求人票に書かれた年収の数字は、その仕事が良いかどうかを判断する第一基準になりがちですが、年収は待遇全体や仕事の強度を構成する変数の一つにすぎません。同じ「年収500万円」と書かれた2つの仕事でも、実際の労働時間、残業の強度、職務範囲はまったく異なることがあります。以下の6項目は、求人票で見落とされがちですが、実際の働き方に直接影響する情報です。

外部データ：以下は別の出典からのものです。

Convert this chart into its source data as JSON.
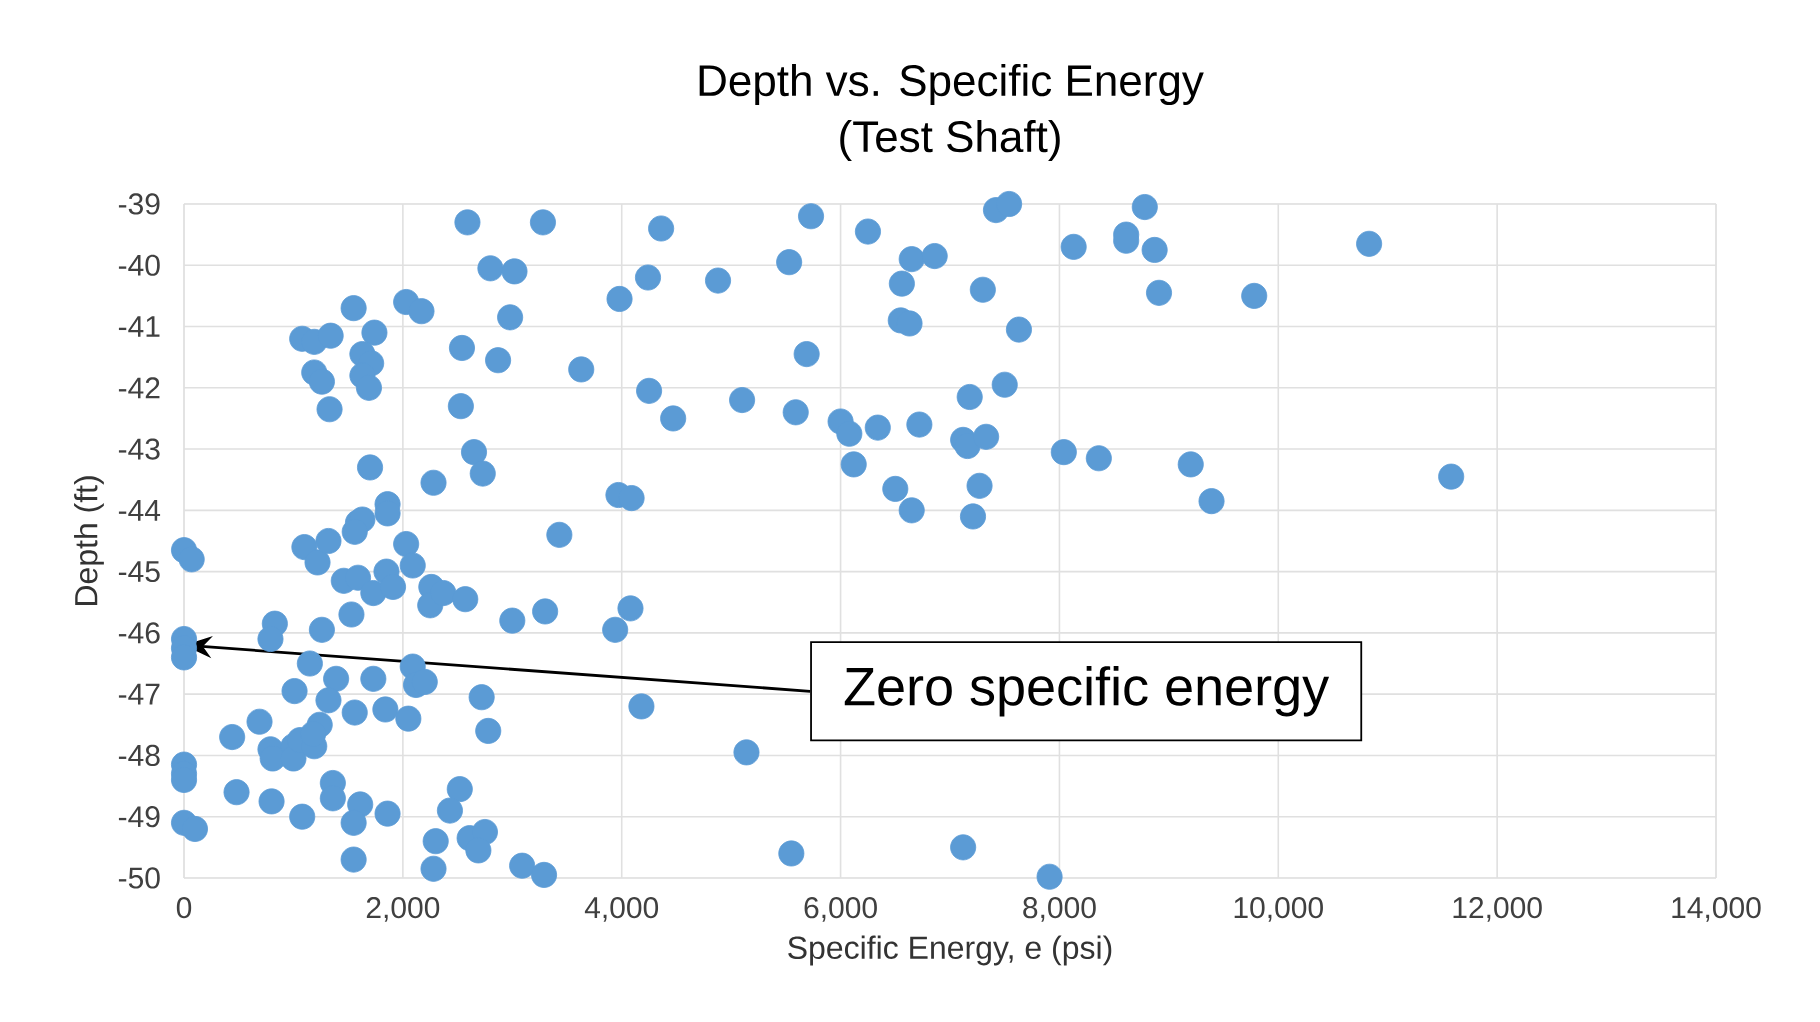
{
  "chart_data": {
    "type": "scatter",
    "title": "Depth vs. Specific Energy",
    "subtitle": "(Test Shaft)",
    "xlabel": "Specific Energy, e (psi)",
    "ylabel": "Depth (ft)",
    "xlim": [
      0,
      14000
    ],
    "ylim": [
      -50,
      -39
    ],
    "xticks": [
      0,
      {
        "value": 2000,
        "label": "2,000"
      },
      {
        "value": 4000,
        "label": "4,000"
      },
      {
        "value": 6000,
        "label": "6,000"
      },
      {
        "value": 8000,
        "label": "8,000"
      },
      {
        "value": 10000,
        "label": "10,000"
      },
      {
        "value": 12000,
        "label": "12,000"
      },
      {
        "value": 14000,
        "label": "14,000"
      }
    ],
    "yticks": [
      -39,
      -40,
      -41,
      -42,
      -43,
      -44,
      -45,
      -46,
      -47,
      -48,
      -49,
      -50
    ],
    "grid": true,
    "marker": "circle",
    "annotations": [
      {
        "text": "Zero specific energy",
        "x": 0,
        "y": -46.2
      }
    ],
    "series": [
      {
        "color": "#5b9bd5",
        "x": [
          0,
          70,
          0,
          0,
          0,
          0,
          0,
          0,
          0,
          100,
          2590,
          3280,
          4360,
          2800,
          3020,
          4240,
          3980,
          1550,
          2030,
          2170,
          2980,
          1740,
          1080,
          1190,
          1340,
          2540,
          2870,
          3630,
          1630,
          1710,
          1630,
          1190,
          1260,
          1690,
          1330,
          2530,
          4250,
          4470,
          1700,
          2280,
          2650,
          2730,
          3970,
          4090,
          1860,
          1860,
          3430,
          1590,
          1630,
          1100,
          1220,
          1320,
          1560,
          2030,
          2090,
          1460,
          1590,
          1730,
          1850,
          1910,
          2260,
          2250,
          2370,
          2570,
          3000,
          3300,
          4080,
          3940,
          1530,
          830,
          790,
          1260,
          1150,
          1390,
          1730,
          2090,
          2120,
          2200,
          2720,
          2780,
          4180,
          1010,
          1320,
          1560,
          1840,
          2050,
          690,
          440,
          790,
          810,
          1000,
          1000,
          1060,
          1190,
          1240,
          1180,
          480,
          800,
          1080,
          1360,
          1360,
          1610,
          1550,
          1860,
          1550,
          2520,
          2430,
          2300,
          2280,
          2610,
          2750,
          2690,
          3090,
          3290,
          5730,
          6250,
          7420,
          7540,
          8780,
          5530,
          4880,
          6650,
          6860,
          6560,
          7300,
          8130,
          8610,
          8610,
          8870,
          8910,
          9780,
          6550,
          6630,
          7630,
          5690,
          5100,
          5590,
          6000,
          6080,
          6340,
          6720,
          7180,
          7500,
          7120,
          7160,
          7330,
          6120,
          6500,
          6650,
          7270,
          7210,
          8040,
          8360,
          9200,
          9390,
          10830,
          11580,
          5140,
          5550,
          7120,
          7910
        ],
        "values": [
          -44.65,
          -44.8,
          -46.1,
          -46.25,
          -46.4,
          -48.15,
          -48.3,
          -48.4,
          -49.1,
          -49.2,
          -39.3,
          -39.3,
          -39.4,
          -40.05,
          -40.1,
          -40.2,
          -40.55,
          -40.7,
          -40.6,
          -40.75,
          -40.85,
          -41.1,
          -41.2,
          -41.25,
          -41.15,
          -41.35,
          -41.55,
          -41.7,
          -41.45,
          -41.6,
          -41.8,
          -41.75,
          -41.9,
          -42.0,
          -42.35,
          -42.3,
          -42.05,
          -42.5,
          -43.3,
          -43.55,
          -43.05,
          -43.4,
          -43.75,
          -43.8,
          -43.9,
          -44.05,
          -44.4,
          -44.2,
          -44.15,
          -44.6,
          -44.85,
          -44.5,
          -44.35,
          -44.55,
          -44.9,
          -45.15,
          -45.1,
          -45.35,
          -45.0,
          -45.25,
          -45.25,
          -45.55,
          -45.35,
          -45.45,
          -45.8,
          -45.65,
          -45.6,
          -45.95,
          -45.7,
          -45.85,
          -46.1,
          -45.95,
          -46.5,
          -46.75,
          -46.75,
          -46.55,
          -46.85,
          -46.8,
          -47.05,
          -47.6,
          -47.2,
          -46.95,
          -47.1,
          -47.3,
          -47.25,
          -47.4,
          -47.45,
          -47.7,
          -47.9,
          -48.05,
          -47.85,
          -48.05,
          -47.75,
          -47.85,
          -47.5,
          -47.65,
          -48.6,
          -48.75,
          -49.0,
          -48.45,
          -48.7,
          -48.8,
          -49.1,
          -48.95,
          -49.7,
          -48.55,
          -48.9,
          -49.4,
          -49.85,
          -49.35,
          -49.25,
          -49.55,
          -49.8,
          -49.95,
          -39.2,
          -39.45,
          -39.1,
          -39.0,
          -39.05,
          -39.95,
          -40.25,
          -39.9,
          -39.85,
          -40.3,
          -40.4,
          -39.7,
          -39.5,
          -39.6,
          -39.75,
          -40.45,
          -40.5,
          -40.9,
          -40.95,
          -41.05,
          -41.45,
          -42.2,
          -42.4,
          -42.55,
          -42.75,
          -42.65,
          -42.6,
          -42.15,
          -41.95,
          -42.85,
          -42.95,
          -42.8,
          -43.25,
          -43.65,
          -44.0,
          -43.6,
          -44.1,
          -43.05,
          -43.15,
          -43.25,
          -43.85,
          -39.65,
          -43.45,
          -47.95,
          -49.6,
          -49.5,
          -49.98
        ]
      }
    ]
  }
}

「年収500万円」という数字のうち、どれだけが基本給(固定月給×12+賞与)で、どれだけが事前に含まれた残業代(固定残業代)なのか、求人票には明記されていないこともあります。面接時や内定承諾前に自分から確認する必要があります。同じ年収の数字でも、基本給の割合が高いほどその収入は「安定的」であり、かなりの部分が固定残業代であれば、その数字自体がすでに一定時間の残業を前提にしていることになります。
給与体系に固定残業代が含まれている場合、それが何時間分の「みなし残業」に対応しているのか、そしてその時間を超えた場合に別途残業代が支払われるのかを必ず確認しましょう。この情報は求人票の目立つ場所に書かれていないことが多く、面接で直接聞く必要があります。具体的な聞き方は同シリーズの別記事「固定残業代とは何か」も参考にしてください。
多くの会社では試用期間中(一般的に3〜6ヶ月)は給与や雇用条件が異なり、中には試用期間は「契約社員」という身分で、本採用後に「正社員」になるケースもあります。求人票に本採用後の待遇しか書かれていない場合は、試用期間中の具体的な条件と本採用の基準は何かを自分から確認する必要があります。
複数の拠点や全国規模の事業を持つ会社の場合、その職種に「転勤あり」の可能性があるか、また断ることができるかを確認する必要があります。特定の在留資格を持つ人や、家族が特定の都市に落ち着いている人にとって、この項目は見落とされがちですが影響が大きいものです。転勤条件は通常雇用契約書に記載されますが、求人票の段階で聞いておくべきです。
求人票に書かれた「残業月平均20時間程度」は、チームの実態とズレがあることがあります。特に繁忙期や特定の職種では顕著です。面接の中で将来の直属の上司や同僚と話す機会があれば、チームの実際の残業状況や繁忙期について丁寧に聞いてみると、数字だけを見るより参考になります。
年収が高くても評価体系が不透明で昇進ルートが曖昧な場合、長期的には必ずしも良い選択とは言えません。面接で「評価はどのくらいの周期で、どんな基準で行われるのか」、「似たような背景の人がこのポジションでどう成長してきた例があるか」を聞くこともできます。こうした質問は、長期的なキャリアへの真剣さを示すことにもなり、双方にとってメリットがあります。